After enduring seven years of relentless cyberstalking, an experience that infiltrated every corner of her life, Kelley Misata went on offense.
She pursued a PhD in cybersecurity, determined to understand the systems being used against her and reclaim control. That decision exposed a much bigger problem, one the security industry still struggles to grasp.
Today, as CEO of Sightline Security, Misata focuses on one of the most overlooked segments in cybersecurity: nonprofits. But her mission isn’t about charity, it’s about closing a systemic gap in how the industry thinks about risk, language, and access.
Hear Kelley Misata's full CYBR.SEC.CAST conversation with Michael Farnum and Sam Van Ryder:

“There’s this assumption that nonprofits are poor, under-resourced, and less capable,” Misata explains. “That’s not what I’ve found at all.”
Instead, what she uncovered through her doctoral research—and now through her work in the field—is a fundamental disconnect between security practitioners and mission-driven organizations. Nonprofits aren’t ignoring cybersecurity. They’re being alienated by it.
The problem starts with language.
In one early research exercise, nonprofit leaders were asked a basic question: do you maintain an inventory of hardware and software? Security professionals saw it as table stakes. Nonprofits saw confusion.
“What do you mean by inventory?” they asked.
That gap between assumed knowledge and actual understanding is where security efforts begin to fail. And it’s a failure that scales.

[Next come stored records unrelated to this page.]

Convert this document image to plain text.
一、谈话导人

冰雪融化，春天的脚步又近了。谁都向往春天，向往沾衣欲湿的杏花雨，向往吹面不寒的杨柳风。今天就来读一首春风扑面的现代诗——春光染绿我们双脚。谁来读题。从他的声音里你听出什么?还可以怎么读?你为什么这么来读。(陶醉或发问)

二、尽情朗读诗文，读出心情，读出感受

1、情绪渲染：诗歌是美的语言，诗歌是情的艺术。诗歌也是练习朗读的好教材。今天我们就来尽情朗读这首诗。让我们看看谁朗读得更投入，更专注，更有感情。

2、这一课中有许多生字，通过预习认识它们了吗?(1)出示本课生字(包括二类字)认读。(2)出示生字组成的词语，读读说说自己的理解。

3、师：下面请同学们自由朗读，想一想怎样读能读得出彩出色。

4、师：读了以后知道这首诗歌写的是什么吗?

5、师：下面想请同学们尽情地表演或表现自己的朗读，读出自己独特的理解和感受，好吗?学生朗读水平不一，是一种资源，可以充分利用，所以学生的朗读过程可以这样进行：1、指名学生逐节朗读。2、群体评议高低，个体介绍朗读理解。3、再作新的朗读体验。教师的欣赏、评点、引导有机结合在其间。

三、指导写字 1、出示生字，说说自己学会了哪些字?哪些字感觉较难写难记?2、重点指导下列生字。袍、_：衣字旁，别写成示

Misata’s work shows that nonprofits span the same spectrum as any commercial sector, from small, volunteer-run teams to massive, federated organizations with enterprise-level infrastructure. Some resemble SMBs with outsourced IT. Others rival Fortune 100 environments in complexity. The difference isn’t capability, but context.
“Nonprofit is just an IRS designation,” she says. “It doesn’t define how the business operates.”
Yet security vendors and practitioners continue to approach them with one-size-fits-all frameworks, overloaded with jargon and assumptions. The result: organizations disengage before they even begin.
That’s where Sightline Security steps in.
Rather than selling tools or remediation services, Sightline focuses on assessment and alignment. Its “Kickstart” program — built on the NIST Cybersecurity Framework but translated into plain business language — helps organizations understand where they are, what matters most, and what to prioritize next.
The output isn’t a 50-point remediation list, but two or three actionable priorities, grounded in the organization’s mission and reality.
“We’re not there to fix everything,” Misata says. “We’re there to help them make sense of it.”
That distinction matters, because for many nonprofits, cybersecurity isn’t just about protecting systems. It's about protecting people. Victims of domestic violence. Survivors of human trafficking. Communities already at risk.
And yet, many still operate under a dangerous assumption: they’re too small to be targeted. Misata has heard it firsthand, leaders openly daring ransomware attackers to “come get us,” believing obscurity is protection.
What Misata’s journey ultimately reveals is that cybersecurity’s biggest blind spot isn’t technology but empathy. The industry has built its models, frameworks, and messaging for itself, not for the organizations it claims to protect.
Fixing that starts with meeting people where they are.